I plead guilty to yucking other people's yums. To wit: I have mercilessly mocked Olive Garden and those who think it fine dining. I realize now that it was wrong of me to do so. I committed the sin of expressing subjective opinion as objective fact. Olive Garden just couldn't be good food, but who am I to tell you what is or is not good? More to the point, though, how can I pass judgement on the place if I have not eaten there?

Clearly, I have never had the desire to eat at Olive Garden. I like real Italian food and felt that this place would be an abomination. The only reason why I went was the $50 gift card I had won in a raffle and a guilty sense that I should know that of which I rant. Now, any restaurant can be a good restaurant (supposing it's run with a modicum of skill and a desire to do a good job). The key is to set the right expectations. I prepared myself for this meal by repeating the mantra: "This is not an Italian restaurant, it is Corporate American cuisine made in the Italian idiom." Oh, and I promised I would not complain about over-cooked pasta.

Long story short, it wasn't that bad. The four of us ordered:

  • For an appetizer, we chose to create our own sampler and selected stuffed mushrooms, toasted raviolis and the calamari. Surprisingly, the squid was well cooked, with only a hint of rubberiness. The mushrooms were a tad on the greasy side, but edible. Nobody else seemed to like the raviolis, but I noshed big time.
  • We cycled 3 bowls of soup and an overly large serving of salad amongst us. The soups weren't bad, if a tad salty. The salad was an uninspired assembly of greens headlined by iceberg lettuce.
  • My youngest and I both ordered the special: 4 cheese stuffed pansotti (hers with chicken, mine Italian sausage). The pasta was (tss, tss!), er, um, drenched in a tomato-y cream sauce that actually went well with the sausage. The stuffed pasta seemed almost an afterthought that I wouldn't have missed.
  • My wife and eldest went with items from the appetizer menu. I questioned their selection of steamed mussels, but was proven wrong. The liquid was half way decent, even if overly salty (alas, this was turning into a theme here). They also ordered the Lasagna fritta, which was a disappointment. It looked nothing like the picture on the menu.

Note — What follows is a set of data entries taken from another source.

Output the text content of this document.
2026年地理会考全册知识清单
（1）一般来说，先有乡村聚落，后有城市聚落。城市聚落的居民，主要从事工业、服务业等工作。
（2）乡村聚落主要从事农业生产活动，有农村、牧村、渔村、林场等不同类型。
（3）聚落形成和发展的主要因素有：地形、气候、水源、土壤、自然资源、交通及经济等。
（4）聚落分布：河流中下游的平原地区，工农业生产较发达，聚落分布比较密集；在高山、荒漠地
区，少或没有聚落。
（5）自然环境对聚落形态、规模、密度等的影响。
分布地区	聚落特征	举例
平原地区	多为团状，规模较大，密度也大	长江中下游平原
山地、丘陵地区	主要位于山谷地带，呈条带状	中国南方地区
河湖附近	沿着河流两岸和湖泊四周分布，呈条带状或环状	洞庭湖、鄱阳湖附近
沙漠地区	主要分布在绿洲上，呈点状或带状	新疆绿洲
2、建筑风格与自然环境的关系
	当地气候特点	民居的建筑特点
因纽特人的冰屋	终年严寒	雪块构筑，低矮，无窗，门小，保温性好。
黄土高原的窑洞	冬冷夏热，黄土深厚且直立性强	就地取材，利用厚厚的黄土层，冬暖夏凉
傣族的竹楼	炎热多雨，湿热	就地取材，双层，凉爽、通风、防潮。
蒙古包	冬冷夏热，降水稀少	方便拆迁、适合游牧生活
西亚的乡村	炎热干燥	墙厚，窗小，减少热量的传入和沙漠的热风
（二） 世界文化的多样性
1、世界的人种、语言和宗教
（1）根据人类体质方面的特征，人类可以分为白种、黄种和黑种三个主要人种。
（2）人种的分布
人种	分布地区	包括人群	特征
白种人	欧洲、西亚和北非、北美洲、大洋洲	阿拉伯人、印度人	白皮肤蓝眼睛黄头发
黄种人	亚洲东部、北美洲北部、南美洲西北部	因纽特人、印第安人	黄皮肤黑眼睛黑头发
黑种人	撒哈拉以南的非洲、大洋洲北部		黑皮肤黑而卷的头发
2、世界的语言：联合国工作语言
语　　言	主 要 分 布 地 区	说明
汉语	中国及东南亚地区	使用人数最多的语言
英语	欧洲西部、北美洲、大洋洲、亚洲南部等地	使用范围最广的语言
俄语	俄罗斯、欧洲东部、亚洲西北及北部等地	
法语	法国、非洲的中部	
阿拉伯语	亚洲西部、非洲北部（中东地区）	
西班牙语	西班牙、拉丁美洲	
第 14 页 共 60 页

As I waddled out, I felt like we got our money's worth (the additional $40 it cost us), but don't think we'll be coming back. For that amount of money (or just a little more), we can get better food elsewhere. The place is not cheap unless you stick to water and the unlimited soup, salad and breadsticks.

One conclusion I reached, though, is that it's no wonder we're an obese nation:

  1. Portion sizes are gigantic. Those weren't plates, they were platters!
  2. Everything is drenched in cream and/or cheese. Why? Perhaps to cover up the fact that the pasta is (Dude! NO!), um, not the best.
  3. There is way too much salt. Telling sign that the dishes weren't made in house, but somewhere else and shipped here.

I felt miserable for the rest of the day, like I had swallowed an indigestible rock. I then made the mistake of looking up the nutritional value of the meal we just ate.

  • We consumed enough calories for the whole day for all four of us.
  • We ingested over 350 grams of fat! The equivalent to 7 Big Macs and 7 large orders of fries.
  • The salt intake was equivalent to the recommend daily amount for nearly 7 people.

I'm still in shock over witnessing a women who had to have been half my size who had ordered something that looked to be twice the size of my meal and she was furiously shaking salt on to it.

Now, I can rationalize crappy nutrition if the food is really good (bypassing for the moment the argument that good food doesn't need so much salt or fat) and I had a good time. This was not the case for me, yet others seem to truly enjoy the place. I won't try to talk them out of it. I would suggest, though, that they might try other places.